Teroris Menarget Polisi

Teroris Menarget Polisi

Jumat, 15 Jan 2016 | 13:31 | Muhammad Takdir
WinNetNews.com - Kapolri Jenderal Badrodin Haiti menegaskan, target utama teroris yang beraksi di kawasan Thamrin, Jakarta Pusat Kamis (14/1) kemarin adalah kepolisian. Bahkan pihaknya mengaku telah menyampaikan hal ini pada markas-markas kepolisian yang ada di lapangan.

"Target utama memang kepolisian. Kenapa kami jadi target, karena kami yang selama ini menghalangi dan menangkap mereka," ujar Badrodin di RS Polri, Kramat Jati, Jakarta Timur, Jumat (15/1).

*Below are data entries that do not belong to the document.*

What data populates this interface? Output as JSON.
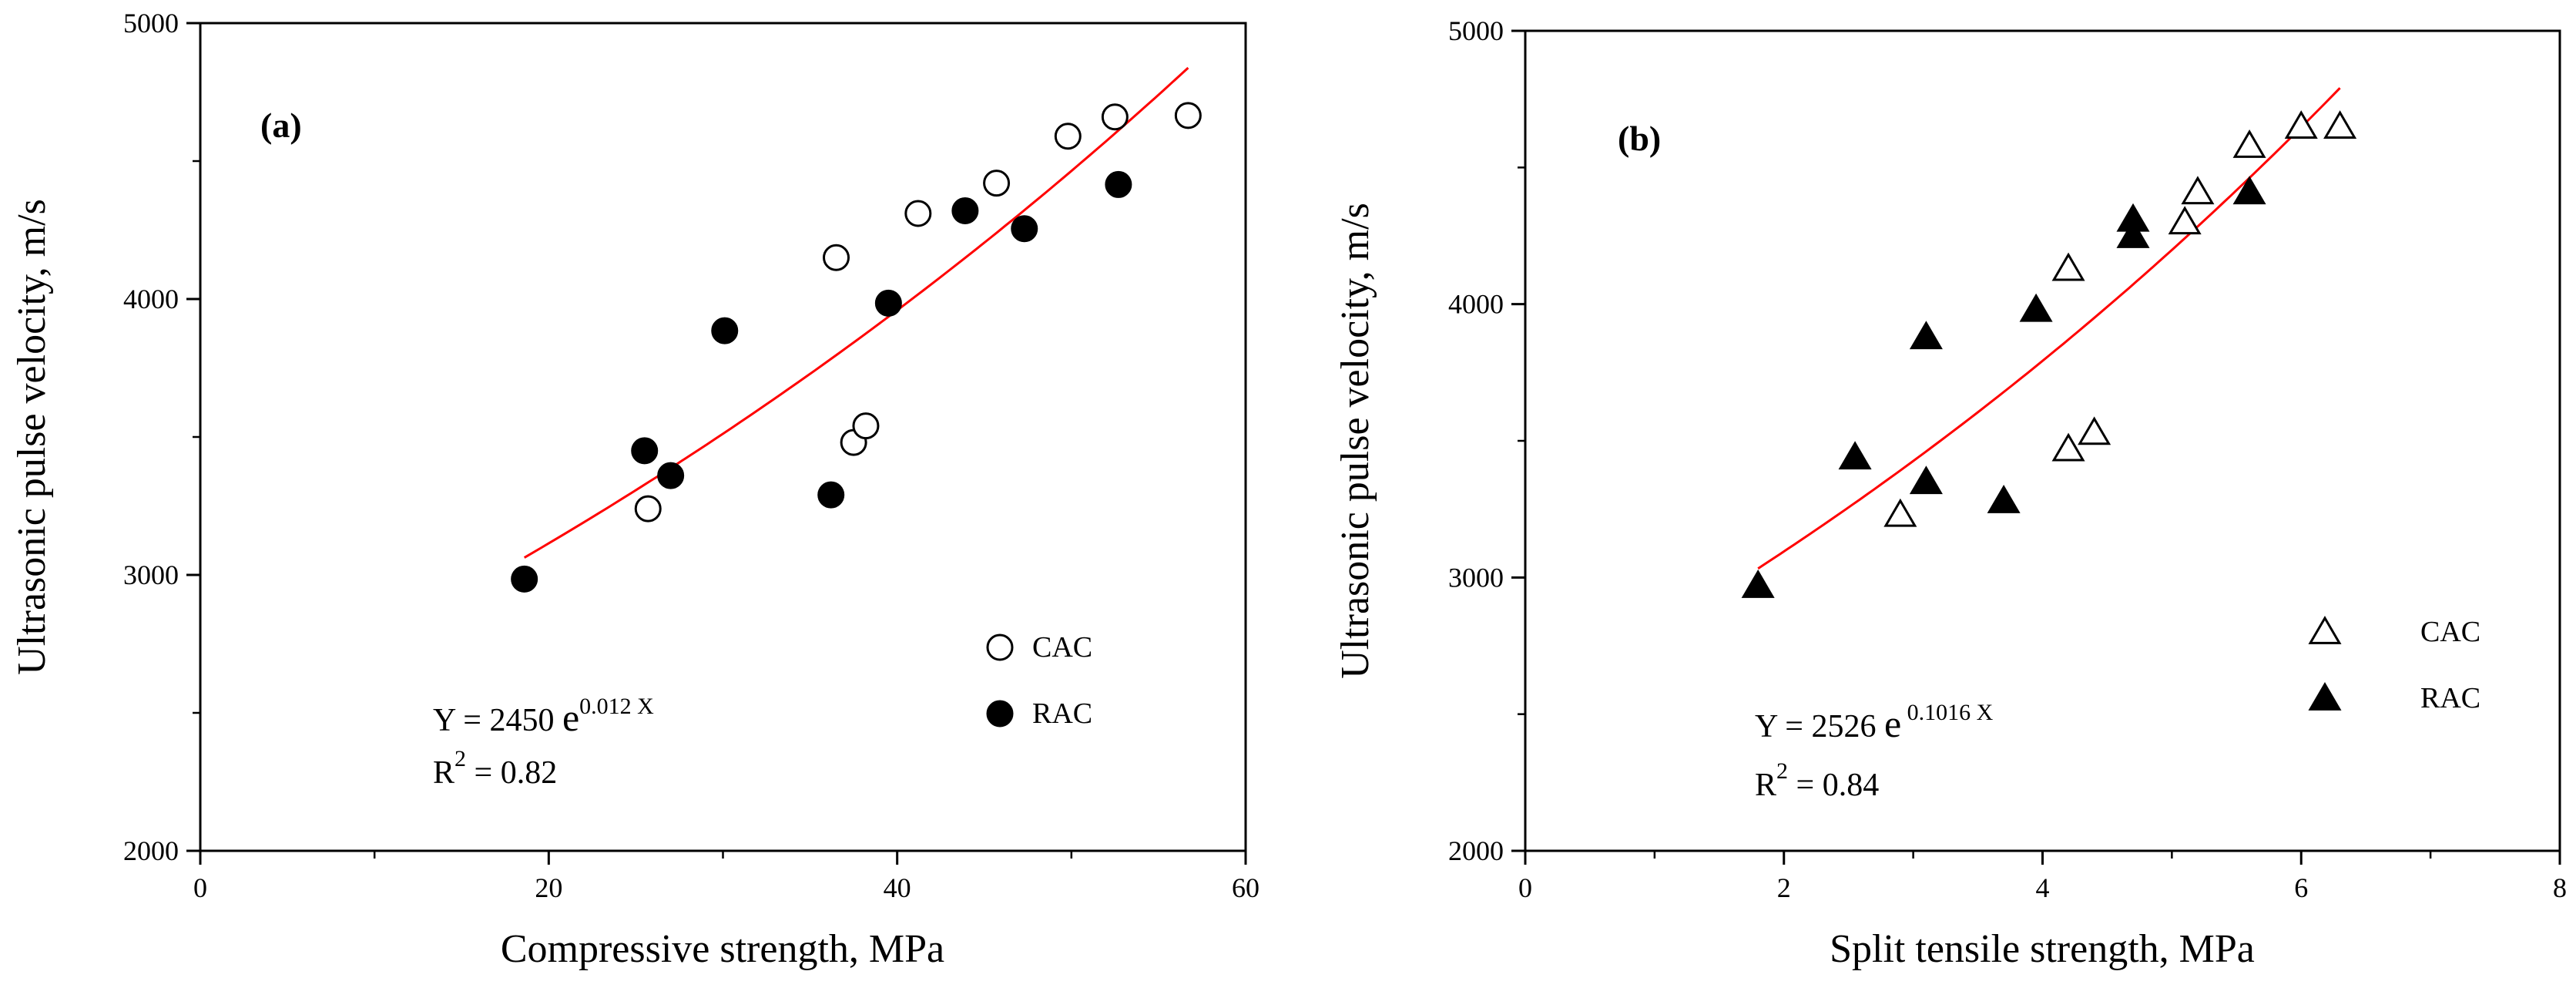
{
  "chart_data": [
    {
      "type": "scatter",
      "panel_label": "(a)",
      "xlabel": "Compressive strength, MPa",
      "ylabel": "Ultrasonic pulse velocity, m/s",
      "xlim": [
        0,
        60
      ],
      "ylim": [
        2000,
        5000
      ],
      "xticks": [
        0,
        20,
        40,
        60
      ],
      "yticks": [
        2000,
        3000,
        4000,
        5000
      ],
      "x_minor_ticks": [
        10,
        30,
        50
      ],
      "y_minor_ticks": [
        2500,
        3500,
        4500
      ],
      "series": [
        {
          "name": "CAC",
          "marker": "circle-open",
          "points": [
            [
              25.7,
              3240
            ],
            [
              36.5,
              4150
            ],
            [
              37.5,
              3480
            ],
            [
              38.2,
              3540
            ],
            [
              41.2,
              4310
            ],
            [
              45.7,
              4420
            ],
            [
              49.8,
              4590
            ],
            [
              52.5,
              4660
            ],
            [
              56.7,
              4665
            ]
          ]
        },
        {
          "name": "RAC",
          "marker": "circle-filled",
          "points": [
            [
              18.6,
              2985
            ],
            [
              25.5,
              3450
            ],
            [
              27.0,
              3360
            ],
            [
              30.1,
              3885
            ],
            [
              36.2,
              3290
            ],
            [
              39.5,
              3985
            ],
            [
              43.9,
              4320
            ],
            [
              47.3,
              4255
            ],
            [
              52.7,
              4415
            ]
          ]
        }
      ],
      "fit": {
        "type": "exponential",
        "a": 2450,
        "b": 0.012,
        "x_range": [
          18.6,
          56.7
        ],
        "color": "#ff0000"
      },
      "equation": {
        "prefix": "Y = 2450 ",
        "e": "e",
        "exponent": "0.012 X",
        "r2_prefix": "R",
        "r2_sup": "2",
        "r2_value": " = 0.82"
      },
      "legend": [
        "CAC",
        "RAC"
      ]
    },
    {
      "type": "scatter",
      "panel_label": "(b)",
      "xlabel": "Split tensile strength, MPa",
      "ylabel": "Ultrasonic pulse velocity, m/s",
      "xlim": [
        0,
        8
      ],
      "ylim": [
        2000,
        5000
      ],
      "xticks": [
        0,
        2,
        4,
        6,
        8
      ],
      "yticks": [
        2000,
        3000,
        4000,
        5000
      ],
      "x_minor_ticks": [
        1,
        3,
        5,
        7
      ],
      "y_minor_ticks": [
        2500,
        3500,
        4500
      ],
      "series": [
        {
          "name": "CAC",
          "marker": "triangle-open",
          "points": [
            [
              2.9,
              3230
            ],
            [
              4.2,
              3470
            ],
            [
              4.2,
              4130
            ],
            [
              4.4,
              3530
            ],
            [
              5.1,
              4300
            ],
            [
              5.2,
              4410
            ],
            [
              5.6,
              4580
            ],
            [
              6.0,
              4650
            ],
            [
              6.3,
              4650
            ]
          ]
        },
        {
          "name": "RAC",
          "marker": "triangle-filled",
          "points": [
            [
              1.8,
              2970
            ],
            [
              2.55,
              3440
            ],
            [
              3.1,
              3350
            ],
            [
              3.1,
              3880
            ],
            [
              3.7,
              3280
            ],
            [
              3.95,
              3980
            ],
            [
              4.7,
              4310
            ],
            [
              4.7,
              4250
            ],
            [
              5.6,
              4410
            ]
          ]
        }
      ],
      "fit": {
        "type": "exponential",
        "a": 2526,
        "b": 0.1016,
        "x_range": [
          1.8,
          6.3
        ],
        "color": "#ff0000"
      },
      "equation": {
        "prefix": "Y = 2526 ",
        "e": "e",
        "exponent": " 0.1016 X",
        "r2_prefix": "R",
        "r2_sup": "2",
        "r2_value": " = 0.84"
      },
      "legend": [
        "CAC",
        "RAC"
      ]
    }
  ]
}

Saat ini pihaknya telah bergerak untuk melakukan upaya pengejaran maupun penangkapan yang terkait dengan kasus ledakan kemarin. "Biarkan polisi bekerja. Kalau sudah jelas, pelaku sudah jelas, nanti pasti diinformasikan," tegasnya.

Ia pun meminta pada awak media, jika ada info berkembang yang tidak jelas sumbernya agar tidak dimuat. Sebab banyak orang yang kemudian membagikan info bahwa polisi sudah menangkap, bahkan bilang ada ancaman di sejumlah tempat. "Media harus cek langsung ke polisi," imbuhnya.

 

Badrodin juga tak membantah jika para pelaku ini terkait dengan kelompok Sumedang, Jawa Barat. Namun pihaknya mesti melakukan pemeriksaan seperti DNA terduga pelaku dengan pihak keluarganya di Sumedang.

‪‪"Kami pastikan mereka jaringan ISIS (Islamic State of Iraq and Syria). Dugaannya memang itu juga (terkait kelompok Sumedang), tapi harus dicek lanjut. Keluarganya di Sumedang akan kami ambil darah untuk mencocokkan," imbuhnya.‬‬

Selain para pelaku, pihaknya juga akan melakukan pengejaran dan penangkapan terhadap orang-orang yang membantu atau memfasilitasi aksi para teroris. "Andaikan bukan pelaku tentu yang terkait harus dilakukan pengejaran dan penangkapan. Pasti itu ada orang-orang yang membantu di belakang, siapa yang membeli, siapa yang berusaha merakit, siapa yang memfasilitasi, apakah itu bukan pelaku?" tandasnya.

(seperti dilansir dari Berita Satu)

MOST READ

RELATED STORIES

Loading interface...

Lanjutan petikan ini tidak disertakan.